Pode-se dizer, a partir da fala da própria autora que Cara Paz é um livro que tem como tema principal os deslocamentos em geral. Ele começa com o deslocamento da família que se desmorona, que para de funcionar e parte para o deslocamento diaspórico, que são as personagens saindo de seu país e buscando a Cara Paz em outros lugares. Essa situação muito bem colocada por Lisa dialoga com a sua própria história de deslocamentos, sendo a escritora judia, neta da maravilhosa Natalia Ginzburg e filha do historiador Carlo Ginzburg, pessoas que como sabemos, vivenciaram na pele as consequências do antissemitismo e passaram grande parte de suas vidas migrando e fugindo da loucura alheia. A própria Lisa Ginzburg viveu na França e no Brasil, voltando para a Itália recentemente. Portanto, a autora é uma autoridade em diáspora e no sentimento de estrangeirismo discutido em seu romance.
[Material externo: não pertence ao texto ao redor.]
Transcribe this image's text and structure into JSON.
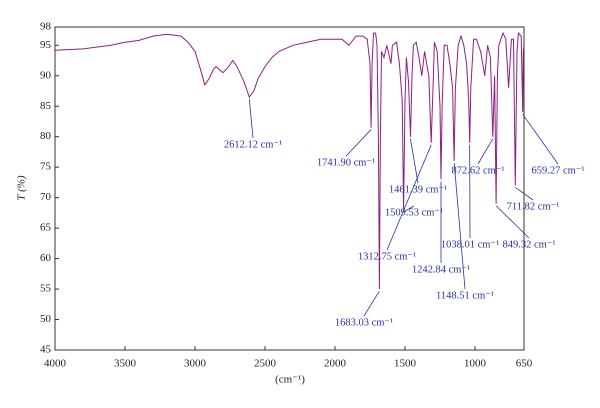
{
  "chart_data": {
    "type": "line",
    "ylabel": "T (%)",
    "xlabel": "(cm⁻¹)",
    "xlim": [
      4000,
      650
    ],
    "ylim": [
      45,
      98
    ],
    "xticks": [
      4000,
      3500,
      3000,
      2500,
      2000,
      1500,
      1000,
      650
    ],
    "yticks": [
      45,
      50,
      55,
      60,
      65,
      70,
      75,
      80,
      85,
      90,
      95,
      98
    ],
    "color": "#8e1f82",
    "x": [
      4000,
      3800,
      3600,
      3500,
      3400,
      3300,
      3200,
      3100,
      3050,
      3000,
      2960,
      2930,
      2900,
      2870,
      2850,
      2800,
      2760,
      2730,
      2700,
      2650,
      2612,
      2580,
      2550,
      2500,
      2450,
      2400,
      2300,
      2200,
      2100,
      2000,
      1950,
      1900,
      1850,
      1800,
      1770,
      1750,
      1742,
      1735,
      1725,
      1710,
      1700,
      1690,
      1683,
      1676,
      1668,
      1650,
      1630,
      1600,
      1590,
      1560,
      1540,
      1520,
      1510,
      1500,
      1490,
      1475,
      1461,
      1450,
      1440,
      1420,
      1400,
      1380,
      1360,
      1330,
      1313,
      1300,
      1290,
      1270,
      1250,
      1243,
      1235,
      1220,
      1200,
      1180,
      1160,
      1149,
      1140,
      1120,
      1100,
      1080,
      1060,
      1045,
      1038,
      1030,
      1010,
      990,
      960,
      930,
      910,
      890,
      873,
      860,
      849,
      840,
      830,
      815,
      800,
      780,
      760,
      740,
      725,
      712,
      700,
      690,
      670,
      659,
      655,
      650
    ],
    "values": [
      94.2,
      94.4,
      95.0,
      95.5,
      95.8,
      96.5,
      96.8,
      96.5,
      95.5,
      94,
      91,
      88.5,
      89.5,
      91,
      91.5,
      90.5,
      91.5,
      92.5,
      91.5,
      89,
      86.5,
      87.5,
      89.5,
      91.5,
      93,
      94,
      95,
      95.5,
      96,
      96,
      96,
      95,
      96.5,
      96.5,
      96,
      92,
      81.5,
      92,
      97,
      97,
      95,
      80,
      55,
      80,
      94,
      93,
      95,
      92,
      95,
      95.5,
      92,
      86,
      68,
      86,
      93,
      89,
      80,
      90,
      95,
      95.5,
      93,
      90,
      94,
      90,
      79,
      88,
      95.5,
      94,
      85,
      73,
      85,
      95,
      95,
      92,
      88,
      76,
      88,
      95,
      96.5,
      95,
      92,
      86,
      79,
      88,
      96,
      96,
      94,
      90,
      95,
      93,
      80,
      90,
      69,
      90,
      95,
      96,
      97,
      96,
      88,
      96,
      96,
      72,
      94,
      97,
      96.5,
      84,
      94,
      95
    ],
    "annotations": [
      {
        "x": 2612.12,
        "y": 86.5,
        "label": "2612.12 cm⁻¹"
      },
      {
        "x": 1741.9,
        "y": 81.5,
        "label": "1741.90 cm⁻¹"
      },
      {
        "x": 1683.03,
        "y": 55,
        "label": "1683.03 cm⁻¹"
      },
      {
        "x": 1461.39,
        "y": 80,
        "label": "1461.39 cm⁻¹"
      },
      {
        "x": 1509.53,
        "y": 68,
        "label": "1509.53 cm⁻¹"
      },
      {
        "x": 1312.75,
        "y": 79,
        "label": "1312.75 cm⁻¹"
      },
      {
        "x": 1242.84,
        "y": 73,
        "label": "1242.84 cm⁻¹"
      },
      {
        "x": 1148.51,
        "y": 76,
        "label": "1148.51 cm⁻¹"
      },
      {
        "x": 1038.01,
        "y": 79,
        "label": "1038.01 cm⁻¹"
      },
      {
        "x": 872.62,
        "y": 80,
        "label": "872.62 cm⁻¹"
      },
      {
        "x": 849.32,
        "y": 69,
        "label": "849.32 cm⁻¹"
      },
      {
        "x": 711.82,
        "y": 72,
        "label": "711.82 cm⁻¹"
      },
      {
        "x": 659.27,
        "y": 84,
        "label": "659.27 cm⁻¹"
      }
    ]
  }
}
Durante o mês de julho de 2023, Lisa Ginzburg está lançando o seu livro no Brasil e esteve na 11ª edição do FliAraxá, um festival literário que acontece todos os anos na cidade mineira, onde a autora falou sobre Cara Paz e também sobre a sua admiração por Clarice Lispector, que ela considera uma fonte inesgotável de inspiração para a escrita e também do maravilhoso Jorge Amado, que através de seu romance Dona Flor e seus dois maridos a instigou a viajar para o Brasil e a conhecer a capital baiana Salvador, lugar onde morou por um tempo. Lisa falou também sobre sororidade, o tema principal de sua mesa no evento. Ela afirmou que o romance tem este como um dos seus temas centrais, até porque, o termo sororidade, utilizado no Brasil como uma forma de irmandade, de empatia e de companheirismo, principalmente entre as mulheres, vem do italiano sorelle, que significa irmãs, mostrando toda a pertinência desse tema com o romance que conta a história de duas irmãs de sangue, mas que vivenciam essa relação de forma empática e pautada pelo companheirismo constante, mesmo estando as duas a uma enorme distância física, que não impede o triunfo do amor fraterno.

Cara paz é um romance muito bem escrito, delicado e profundo ao mesmo tempo. Apresenta para o leitor uma história contemporânea, que dialoga muito bem com a vida de tantos leitores que convivem com o desmonte de suas famílias e com os deslocamentos que a vida nos obriga a fazer com mais frequência do que gostaríamos. A grande metáfora está na figura de Mad, carregando a sua casa deslocada nas costas, sua família desfeita e depois de muito caminhar, assim como as tartarugas, encontra a sua cara paz.